J’ai aussi des tailleurs,
Pour me faire un habit neuf ;
Pour me faire un cotillon
Qui coûte cinq écus l’aune.

— Asseyez-vous là sur un siège,
Pendant deux ou trois heures.
Marie Fleuri ne voulut point s’asseoir,
Car le mal d’enfant la tourmentait cruellement.

Elle monta sur son cheval,
Et se rendit dans le fossé neuf.
Arrivée dans le fossé neuf,
Elle donna le jour à deux créatures (enfants).

Elle donna le Jour à deux créatures,
Et les enfouit dans un trou en terre.
Un clerc qui revenait de l’école,
Aperçut Marie faisant le coup.

— Marie Flouri, jeune fille,
Vous avez fait deux enterrements ;
Vous les avez mis dans un trou dans le nouveau fossé,
Prenez garde, ou vous vous en repentirez.

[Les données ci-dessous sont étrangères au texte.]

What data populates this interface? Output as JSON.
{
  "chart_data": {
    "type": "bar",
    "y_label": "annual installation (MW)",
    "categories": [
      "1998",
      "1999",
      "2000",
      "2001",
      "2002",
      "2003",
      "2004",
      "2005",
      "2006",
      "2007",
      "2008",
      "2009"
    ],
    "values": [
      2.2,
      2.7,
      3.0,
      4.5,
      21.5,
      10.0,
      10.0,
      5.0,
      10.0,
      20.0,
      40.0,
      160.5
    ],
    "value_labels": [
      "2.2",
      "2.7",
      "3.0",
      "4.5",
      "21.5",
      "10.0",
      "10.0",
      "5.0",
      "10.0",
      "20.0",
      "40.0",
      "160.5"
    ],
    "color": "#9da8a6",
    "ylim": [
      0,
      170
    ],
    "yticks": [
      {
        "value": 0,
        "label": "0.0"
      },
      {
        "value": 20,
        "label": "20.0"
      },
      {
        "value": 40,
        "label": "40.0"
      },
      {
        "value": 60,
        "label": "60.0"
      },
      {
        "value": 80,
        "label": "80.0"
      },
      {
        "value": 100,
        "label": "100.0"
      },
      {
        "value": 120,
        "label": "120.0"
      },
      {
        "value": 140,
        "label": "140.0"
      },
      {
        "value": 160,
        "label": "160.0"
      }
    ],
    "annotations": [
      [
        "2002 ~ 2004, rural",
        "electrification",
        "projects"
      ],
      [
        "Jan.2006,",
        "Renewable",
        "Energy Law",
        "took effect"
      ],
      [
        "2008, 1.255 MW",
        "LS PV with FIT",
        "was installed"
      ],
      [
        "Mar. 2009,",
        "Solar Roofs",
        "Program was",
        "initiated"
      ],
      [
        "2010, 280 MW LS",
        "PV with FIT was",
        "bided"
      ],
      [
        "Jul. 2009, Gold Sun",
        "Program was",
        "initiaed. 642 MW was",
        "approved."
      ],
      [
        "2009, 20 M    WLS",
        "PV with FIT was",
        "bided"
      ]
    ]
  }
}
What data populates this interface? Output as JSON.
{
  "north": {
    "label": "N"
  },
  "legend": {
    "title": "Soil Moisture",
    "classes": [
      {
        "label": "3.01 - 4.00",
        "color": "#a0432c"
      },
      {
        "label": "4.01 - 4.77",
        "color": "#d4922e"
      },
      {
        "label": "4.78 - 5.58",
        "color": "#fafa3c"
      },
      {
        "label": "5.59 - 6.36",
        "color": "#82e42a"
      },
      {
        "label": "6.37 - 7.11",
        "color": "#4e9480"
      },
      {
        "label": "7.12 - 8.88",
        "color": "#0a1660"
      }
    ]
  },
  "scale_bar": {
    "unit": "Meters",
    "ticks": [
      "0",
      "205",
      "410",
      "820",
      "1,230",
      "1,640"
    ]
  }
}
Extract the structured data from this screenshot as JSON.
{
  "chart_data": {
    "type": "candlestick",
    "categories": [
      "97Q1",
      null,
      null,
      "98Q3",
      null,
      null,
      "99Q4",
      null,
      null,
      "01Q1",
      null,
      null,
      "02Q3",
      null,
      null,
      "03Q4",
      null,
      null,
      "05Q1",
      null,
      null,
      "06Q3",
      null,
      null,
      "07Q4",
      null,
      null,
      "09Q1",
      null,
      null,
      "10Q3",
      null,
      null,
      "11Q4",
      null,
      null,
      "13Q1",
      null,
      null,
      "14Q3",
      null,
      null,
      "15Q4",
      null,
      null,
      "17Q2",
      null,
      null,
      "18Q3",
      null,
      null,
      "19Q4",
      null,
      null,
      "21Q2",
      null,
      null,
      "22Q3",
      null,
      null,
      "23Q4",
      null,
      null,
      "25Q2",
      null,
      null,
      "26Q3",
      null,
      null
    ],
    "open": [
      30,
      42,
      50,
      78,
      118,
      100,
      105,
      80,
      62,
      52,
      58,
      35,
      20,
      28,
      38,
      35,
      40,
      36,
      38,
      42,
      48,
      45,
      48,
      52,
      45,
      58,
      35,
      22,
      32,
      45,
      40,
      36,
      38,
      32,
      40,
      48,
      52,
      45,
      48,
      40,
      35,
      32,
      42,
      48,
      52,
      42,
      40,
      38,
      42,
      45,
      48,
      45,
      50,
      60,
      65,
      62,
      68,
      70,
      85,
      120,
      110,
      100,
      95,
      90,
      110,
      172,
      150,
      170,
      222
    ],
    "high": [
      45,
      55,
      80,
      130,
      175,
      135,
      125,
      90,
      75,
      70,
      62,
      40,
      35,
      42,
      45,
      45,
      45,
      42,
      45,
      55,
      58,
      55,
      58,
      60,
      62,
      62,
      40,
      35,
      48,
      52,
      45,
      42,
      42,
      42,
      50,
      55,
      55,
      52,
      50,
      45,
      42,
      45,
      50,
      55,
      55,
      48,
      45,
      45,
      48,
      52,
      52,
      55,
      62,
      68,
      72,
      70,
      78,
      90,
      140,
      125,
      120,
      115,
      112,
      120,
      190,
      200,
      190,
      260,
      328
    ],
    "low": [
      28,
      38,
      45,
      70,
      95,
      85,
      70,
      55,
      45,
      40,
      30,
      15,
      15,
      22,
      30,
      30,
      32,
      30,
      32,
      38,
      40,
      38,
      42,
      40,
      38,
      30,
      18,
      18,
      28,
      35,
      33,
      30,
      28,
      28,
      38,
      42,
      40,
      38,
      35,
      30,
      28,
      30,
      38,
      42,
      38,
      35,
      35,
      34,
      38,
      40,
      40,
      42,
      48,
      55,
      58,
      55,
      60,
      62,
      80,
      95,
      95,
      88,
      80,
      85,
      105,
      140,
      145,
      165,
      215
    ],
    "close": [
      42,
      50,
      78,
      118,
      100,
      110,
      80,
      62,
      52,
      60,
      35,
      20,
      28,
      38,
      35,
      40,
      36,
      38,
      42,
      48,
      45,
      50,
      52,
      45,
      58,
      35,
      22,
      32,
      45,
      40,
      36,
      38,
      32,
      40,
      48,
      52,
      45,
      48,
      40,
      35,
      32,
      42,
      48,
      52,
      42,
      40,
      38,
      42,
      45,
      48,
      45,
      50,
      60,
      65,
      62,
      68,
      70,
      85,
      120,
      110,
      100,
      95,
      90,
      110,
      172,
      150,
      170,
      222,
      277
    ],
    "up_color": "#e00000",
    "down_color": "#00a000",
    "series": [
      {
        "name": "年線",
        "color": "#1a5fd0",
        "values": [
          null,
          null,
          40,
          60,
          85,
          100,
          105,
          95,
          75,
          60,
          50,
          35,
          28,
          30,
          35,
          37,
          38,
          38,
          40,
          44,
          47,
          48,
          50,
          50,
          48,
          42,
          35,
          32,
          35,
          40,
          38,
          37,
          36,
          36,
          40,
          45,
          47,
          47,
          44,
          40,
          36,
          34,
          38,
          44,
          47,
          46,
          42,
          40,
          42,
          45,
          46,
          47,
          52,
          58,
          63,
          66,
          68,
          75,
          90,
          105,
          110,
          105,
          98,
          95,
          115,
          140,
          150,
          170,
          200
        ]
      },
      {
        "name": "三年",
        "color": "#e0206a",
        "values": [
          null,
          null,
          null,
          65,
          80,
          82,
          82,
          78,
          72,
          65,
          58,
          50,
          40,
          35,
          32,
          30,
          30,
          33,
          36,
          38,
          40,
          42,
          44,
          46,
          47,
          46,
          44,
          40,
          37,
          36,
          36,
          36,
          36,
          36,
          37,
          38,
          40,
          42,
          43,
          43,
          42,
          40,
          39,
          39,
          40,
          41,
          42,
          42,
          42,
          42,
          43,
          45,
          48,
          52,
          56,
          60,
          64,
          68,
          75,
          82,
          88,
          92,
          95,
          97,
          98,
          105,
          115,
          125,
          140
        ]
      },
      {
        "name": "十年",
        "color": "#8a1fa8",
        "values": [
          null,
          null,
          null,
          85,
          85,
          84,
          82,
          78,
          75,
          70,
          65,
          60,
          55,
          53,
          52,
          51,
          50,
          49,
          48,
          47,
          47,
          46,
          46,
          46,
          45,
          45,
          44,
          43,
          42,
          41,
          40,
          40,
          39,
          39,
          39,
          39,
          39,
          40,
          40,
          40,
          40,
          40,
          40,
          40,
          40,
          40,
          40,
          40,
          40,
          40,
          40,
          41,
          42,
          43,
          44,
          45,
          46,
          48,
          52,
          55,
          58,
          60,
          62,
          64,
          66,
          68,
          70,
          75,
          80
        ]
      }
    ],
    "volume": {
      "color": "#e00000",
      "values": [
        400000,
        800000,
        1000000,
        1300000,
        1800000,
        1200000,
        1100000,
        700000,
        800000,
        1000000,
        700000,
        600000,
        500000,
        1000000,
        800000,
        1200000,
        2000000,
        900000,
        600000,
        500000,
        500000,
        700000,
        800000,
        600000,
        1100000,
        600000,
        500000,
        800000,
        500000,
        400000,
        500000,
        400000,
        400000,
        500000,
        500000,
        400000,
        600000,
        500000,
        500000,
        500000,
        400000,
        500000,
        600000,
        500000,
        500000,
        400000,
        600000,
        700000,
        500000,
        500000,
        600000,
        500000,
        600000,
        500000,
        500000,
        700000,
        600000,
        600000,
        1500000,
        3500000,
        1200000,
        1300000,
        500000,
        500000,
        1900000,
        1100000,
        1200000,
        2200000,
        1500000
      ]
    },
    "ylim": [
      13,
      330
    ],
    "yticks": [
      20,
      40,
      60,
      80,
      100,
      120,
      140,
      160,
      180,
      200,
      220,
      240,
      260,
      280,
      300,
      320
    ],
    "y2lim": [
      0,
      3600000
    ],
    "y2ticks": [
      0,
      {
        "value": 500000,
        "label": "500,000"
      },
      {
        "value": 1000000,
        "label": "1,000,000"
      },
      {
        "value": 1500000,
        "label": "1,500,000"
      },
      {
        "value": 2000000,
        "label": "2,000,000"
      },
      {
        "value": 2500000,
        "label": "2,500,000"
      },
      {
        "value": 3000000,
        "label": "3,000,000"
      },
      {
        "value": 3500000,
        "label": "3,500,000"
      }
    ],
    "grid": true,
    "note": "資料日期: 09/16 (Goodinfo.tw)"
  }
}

Marie Flouri, vous avez failli,
Vous avez donné le jour à deux créatures,
Vous les avez enfouies dans le fossé neuf,
Sans avoir reçu l’eau du baptême !

— Jeune clerc, retirez-vous,
Puisque vous ne savez rien ;
J’ai perdu ma bague d’or,
Et, dussé-je mourir, je ne puis la retrouver.

Elle remonta sur son cheval,
Et se rendit chez le vieux Flouri :
— Mettez mon cheval à l’écurie,
Et faites-moi du feu pour que je me chauffe…

Le vieux Flouri demandait
À Marie Flouri, ce jour-là :
— Marie Flouri, dites-moi.
Que vous est-il arrivé ?

Vous perdez du sang en quantité,
Que vous est-il donc arrivé ?
— Je suis tombée de dessus mon cheval,
Et j’ai perdu presque tout mon sang.

Préparez mon lit, pour que j’y aille,
Car je me trouve mal, bien mal !….
………………………………………………………

II

Le jeune archer demandait.
En arrivant chez le vieux Flouri :
— Bonjour et joie dans cette maison,
Marie Flouri où est-elle ?

Le vieux Flouri répondit
Au jeune archer, quand il l’entendit :
— Elle est dans sa chambre, couchée,
Prenez garde de l’éveiller.

Quand le jeune archer entendit (cela),
Il monta l’escalier tournant ;
Il monta l’escalier tournant,
Et dit à Marie Flouri ;

— Marie Flouri, jeune fille.
Venez avec nous à la prison de Guingamp ;
Venez avec nous pour être fiancée.
Et mariée à la lande de la justice ![1]



III

Marie Flouri disait,
En montant sur le plus haut degré de l’échelle :
— Il y a un puits dans la cour de mon père,
Et celui qui l’écurera aura crève-cœur !

Oui, certes, il aura crève-cœur,
Car j’ai dedans sept fils !
Un autre est sous le seuil de la porte,
Avec une grande épingle en travers dans sa bouche.

Un autre se trouve dans la paille de mon lit,
Emmaillotté dans du laurier ;
Il est emmaillotté dans du laurier,
Et un autre est dans le fossé neuf.

Je n’avais encore que dix-sept ans
Que j’avais mérité ceci ;
Que j’avais ceci mérité…
Jetez-moi à bas quand vous voudrez.


Chanté par Marie-Josèphe Kerival,
servante, Plouaret — 1848.






  1. Le » lieux désignés sous les noms de : « Lann-Justis » et « Lann-Justiso » sont très-communs en Basse-Bretagne : on les appelait ainsi à cause des fourches patibulaires qui s’y trouvaient.